Abstract

The use of vegetable oil macromonomers (VOMMs) as co-monomers in emulsion polymerization enables good film formation without the use of traditional coalescing solvents which constitute volatile organic compounds (VOCs). However, the allylic protons associated with the fatty acid double bonds can result in extensive chain transfer, reduced rates of polymerization, and potential gel content. Different vegetable oils were derivatized to yield their respective VOMMs which were subsequently polymerized into latexes with conventional (meth)acrylate monomers. The degree of ambient crosslinking was related to the extent of chain transfer for the various vegetable oils. The retention of VOMM unsaturation depended on reaction temperature, and the greatest variability between high and low temperatures was exhibited by the linseed oil macromonomer (the highest level of unsaturation). Lower reaction temperatures minimized the negative impact of the chain transfer reactions, yielding latexes with higher molecular weights and greater retention of allylic unsaturation. Core–shell polymers were characterized by bimodal particle size distribution indicating that the presence of VOMM-rich droplets contributed little to homogeneous VOMM distribution. Optimized single-stage polymerizations resulted in significant preservation of unsaturation, good film-forming qualities, rapid drying, and improved solvent resistance.
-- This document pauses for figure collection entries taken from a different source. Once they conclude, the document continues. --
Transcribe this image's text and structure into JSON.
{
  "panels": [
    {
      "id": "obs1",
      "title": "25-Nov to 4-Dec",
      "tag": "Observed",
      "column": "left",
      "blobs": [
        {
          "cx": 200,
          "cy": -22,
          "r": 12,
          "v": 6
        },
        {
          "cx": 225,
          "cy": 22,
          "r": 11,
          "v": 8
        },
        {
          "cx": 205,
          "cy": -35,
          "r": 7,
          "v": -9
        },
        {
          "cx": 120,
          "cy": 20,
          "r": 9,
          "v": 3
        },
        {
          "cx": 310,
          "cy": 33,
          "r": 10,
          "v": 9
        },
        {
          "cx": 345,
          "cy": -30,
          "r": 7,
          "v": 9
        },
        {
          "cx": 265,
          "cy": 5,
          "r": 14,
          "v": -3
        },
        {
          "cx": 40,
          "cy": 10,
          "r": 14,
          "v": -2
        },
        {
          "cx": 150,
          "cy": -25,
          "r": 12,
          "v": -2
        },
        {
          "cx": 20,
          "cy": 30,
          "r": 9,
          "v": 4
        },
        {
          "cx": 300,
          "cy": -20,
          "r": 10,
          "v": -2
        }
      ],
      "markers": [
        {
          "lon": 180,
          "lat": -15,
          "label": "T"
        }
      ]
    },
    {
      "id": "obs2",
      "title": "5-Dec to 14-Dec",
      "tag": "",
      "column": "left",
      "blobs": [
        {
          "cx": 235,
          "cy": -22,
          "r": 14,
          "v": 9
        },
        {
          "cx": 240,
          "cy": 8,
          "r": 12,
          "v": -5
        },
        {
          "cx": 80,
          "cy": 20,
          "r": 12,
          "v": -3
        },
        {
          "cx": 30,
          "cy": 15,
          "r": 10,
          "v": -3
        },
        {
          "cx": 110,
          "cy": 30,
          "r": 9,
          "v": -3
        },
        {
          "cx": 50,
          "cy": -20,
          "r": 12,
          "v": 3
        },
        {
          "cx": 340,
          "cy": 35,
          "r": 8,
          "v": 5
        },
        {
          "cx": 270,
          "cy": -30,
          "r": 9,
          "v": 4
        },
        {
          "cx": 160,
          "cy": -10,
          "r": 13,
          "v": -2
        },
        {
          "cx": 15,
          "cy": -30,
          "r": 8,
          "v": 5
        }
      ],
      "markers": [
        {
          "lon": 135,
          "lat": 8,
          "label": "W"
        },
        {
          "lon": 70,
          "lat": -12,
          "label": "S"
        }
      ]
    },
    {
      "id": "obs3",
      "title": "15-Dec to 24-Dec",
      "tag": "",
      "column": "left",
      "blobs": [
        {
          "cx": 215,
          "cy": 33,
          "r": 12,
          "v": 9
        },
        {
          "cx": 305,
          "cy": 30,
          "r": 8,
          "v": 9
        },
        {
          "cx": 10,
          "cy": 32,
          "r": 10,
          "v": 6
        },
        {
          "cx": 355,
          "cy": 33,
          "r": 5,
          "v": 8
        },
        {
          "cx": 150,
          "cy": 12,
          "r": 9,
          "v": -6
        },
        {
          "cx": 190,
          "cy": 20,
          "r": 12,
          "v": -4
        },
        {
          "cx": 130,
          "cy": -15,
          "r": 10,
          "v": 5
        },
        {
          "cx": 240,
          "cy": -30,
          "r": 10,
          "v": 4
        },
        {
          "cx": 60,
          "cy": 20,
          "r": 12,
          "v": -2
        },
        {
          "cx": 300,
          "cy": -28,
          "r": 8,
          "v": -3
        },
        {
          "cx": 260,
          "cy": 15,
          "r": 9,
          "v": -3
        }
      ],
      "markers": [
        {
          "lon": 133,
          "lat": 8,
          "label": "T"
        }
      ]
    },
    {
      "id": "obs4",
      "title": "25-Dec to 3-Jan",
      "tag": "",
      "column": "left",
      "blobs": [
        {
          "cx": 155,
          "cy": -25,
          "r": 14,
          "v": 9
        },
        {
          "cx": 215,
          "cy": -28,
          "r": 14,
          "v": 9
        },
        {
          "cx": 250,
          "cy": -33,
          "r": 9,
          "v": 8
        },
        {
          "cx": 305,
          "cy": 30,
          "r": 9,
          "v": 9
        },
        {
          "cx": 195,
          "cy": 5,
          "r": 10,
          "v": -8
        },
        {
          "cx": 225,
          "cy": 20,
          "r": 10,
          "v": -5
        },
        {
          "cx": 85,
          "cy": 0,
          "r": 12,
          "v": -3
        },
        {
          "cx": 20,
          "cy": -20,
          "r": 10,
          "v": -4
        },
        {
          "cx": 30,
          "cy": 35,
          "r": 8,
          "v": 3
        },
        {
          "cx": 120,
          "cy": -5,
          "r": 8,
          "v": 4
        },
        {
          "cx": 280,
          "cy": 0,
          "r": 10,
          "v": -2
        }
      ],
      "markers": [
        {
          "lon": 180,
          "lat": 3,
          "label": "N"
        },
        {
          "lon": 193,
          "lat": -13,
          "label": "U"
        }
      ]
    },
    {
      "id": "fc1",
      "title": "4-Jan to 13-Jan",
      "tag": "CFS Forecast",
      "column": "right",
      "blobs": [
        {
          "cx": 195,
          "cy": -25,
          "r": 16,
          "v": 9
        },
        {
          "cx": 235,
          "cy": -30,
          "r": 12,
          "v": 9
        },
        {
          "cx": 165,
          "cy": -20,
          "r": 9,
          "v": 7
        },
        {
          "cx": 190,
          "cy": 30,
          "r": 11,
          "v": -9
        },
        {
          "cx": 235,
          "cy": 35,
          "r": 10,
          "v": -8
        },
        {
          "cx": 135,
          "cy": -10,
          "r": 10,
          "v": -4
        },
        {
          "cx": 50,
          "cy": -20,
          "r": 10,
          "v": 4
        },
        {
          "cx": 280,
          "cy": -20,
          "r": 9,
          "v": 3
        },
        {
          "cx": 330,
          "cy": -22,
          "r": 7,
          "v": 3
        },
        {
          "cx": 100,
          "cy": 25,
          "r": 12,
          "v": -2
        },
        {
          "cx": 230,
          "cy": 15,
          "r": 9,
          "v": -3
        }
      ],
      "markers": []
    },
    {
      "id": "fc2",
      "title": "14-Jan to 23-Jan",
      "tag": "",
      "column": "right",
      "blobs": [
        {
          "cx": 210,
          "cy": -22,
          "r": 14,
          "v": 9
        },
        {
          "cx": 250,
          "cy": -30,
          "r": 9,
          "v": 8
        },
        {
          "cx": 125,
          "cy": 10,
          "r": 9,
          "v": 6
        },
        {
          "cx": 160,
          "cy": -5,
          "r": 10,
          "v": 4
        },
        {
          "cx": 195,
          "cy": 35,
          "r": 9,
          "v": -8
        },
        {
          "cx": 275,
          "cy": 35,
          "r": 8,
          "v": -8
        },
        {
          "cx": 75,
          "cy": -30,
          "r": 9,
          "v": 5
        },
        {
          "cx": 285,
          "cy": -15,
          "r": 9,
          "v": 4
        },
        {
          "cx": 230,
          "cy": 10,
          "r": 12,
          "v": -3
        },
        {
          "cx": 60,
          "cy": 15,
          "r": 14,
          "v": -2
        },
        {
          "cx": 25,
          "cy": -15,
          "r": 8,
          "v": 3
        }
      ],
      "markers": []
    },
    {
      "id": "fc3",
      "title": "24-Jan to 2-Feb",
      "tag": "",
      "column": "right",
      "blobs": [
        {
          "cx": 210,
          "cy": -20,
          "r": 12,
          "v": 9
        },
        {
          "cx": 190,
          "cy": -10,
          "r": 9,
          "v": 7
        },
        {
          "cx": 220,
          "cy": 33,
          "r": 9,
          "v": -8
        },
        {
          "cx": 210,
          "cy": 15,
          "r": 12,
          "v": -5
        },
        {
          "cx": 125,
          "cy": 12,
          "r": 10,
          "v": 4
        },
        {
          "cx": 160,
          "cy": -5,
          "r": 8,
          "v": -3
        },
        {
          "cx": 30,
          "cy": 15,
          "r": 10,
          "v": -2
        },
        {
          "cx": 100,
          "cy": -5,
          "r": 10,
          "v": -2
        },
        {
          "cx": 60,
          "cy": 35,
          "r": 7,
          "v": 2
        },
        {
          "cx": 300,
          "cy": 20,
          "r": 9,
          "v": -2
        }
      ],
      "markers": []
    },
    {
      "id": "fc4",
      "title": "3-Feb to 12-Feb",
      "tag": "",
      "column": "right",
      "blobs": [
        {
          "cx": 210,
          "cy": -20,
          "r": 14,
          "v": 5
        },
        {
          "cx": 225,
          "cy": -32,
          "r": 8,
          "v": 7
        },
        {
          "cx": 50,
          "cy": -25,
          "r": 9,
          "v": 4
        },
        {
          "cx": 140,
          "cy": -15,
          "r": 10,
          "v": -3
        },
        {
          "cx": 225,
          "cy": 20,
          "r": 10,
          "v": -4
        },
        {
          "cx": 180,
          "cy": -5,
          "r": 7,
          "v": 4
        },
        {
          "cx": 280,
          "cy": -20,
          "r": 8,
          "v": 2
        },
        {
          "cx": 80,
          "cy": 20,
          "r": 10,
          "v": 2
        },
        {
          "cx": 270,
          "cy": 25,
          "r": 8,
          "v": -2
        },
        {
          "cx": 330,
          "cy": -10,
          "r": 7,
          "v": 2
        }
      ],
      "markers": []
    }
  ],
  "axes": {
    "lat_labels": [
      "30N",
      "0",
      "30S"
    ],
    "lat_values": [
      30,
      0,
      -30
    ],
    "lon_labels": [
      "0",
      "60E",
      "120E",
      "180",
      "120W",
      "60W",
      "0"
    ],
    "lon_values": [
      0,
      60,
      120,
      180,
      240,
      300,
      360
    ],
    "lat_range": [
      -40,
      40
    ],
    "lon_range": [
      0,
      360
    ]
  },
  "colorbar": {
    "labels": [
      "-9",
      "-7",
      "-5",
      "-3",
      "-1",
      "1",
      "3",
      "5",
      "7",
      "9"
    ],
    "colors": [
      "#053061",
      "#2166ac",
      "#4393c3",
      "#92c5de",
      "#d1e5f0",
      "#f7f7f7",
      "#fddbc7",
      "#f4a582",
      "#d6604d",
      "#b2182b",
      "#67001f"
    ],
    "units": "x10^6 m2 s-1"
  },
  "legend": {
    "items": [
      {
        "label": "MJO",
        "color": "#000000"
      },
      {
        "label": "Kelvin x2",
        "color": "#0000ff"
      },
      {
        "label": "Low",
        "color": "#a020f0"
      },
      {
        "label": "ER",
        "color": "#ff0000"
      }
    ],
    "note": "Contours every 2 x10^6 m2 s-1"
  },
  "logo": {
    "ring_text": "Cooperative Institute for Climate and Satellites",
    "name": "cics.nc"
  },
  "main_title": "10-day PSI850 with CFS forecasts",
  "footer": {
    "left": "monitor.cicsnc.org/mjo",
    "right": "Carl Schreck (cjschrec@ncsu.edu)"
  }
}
The resulting latexes exhibited potential for use in higher performance application than conventional latexes. This study has demonstrated that drying oils can be incorporated into emulsions in limited quantities as effective reactive monomers for internal plasticization and auto-oxidative crosslinking after application. Broader ranges of incorporation require further study of VOMM reaction kinetics as a function of structure and improved process methods for macromonomer incorporation into emulsion polymers.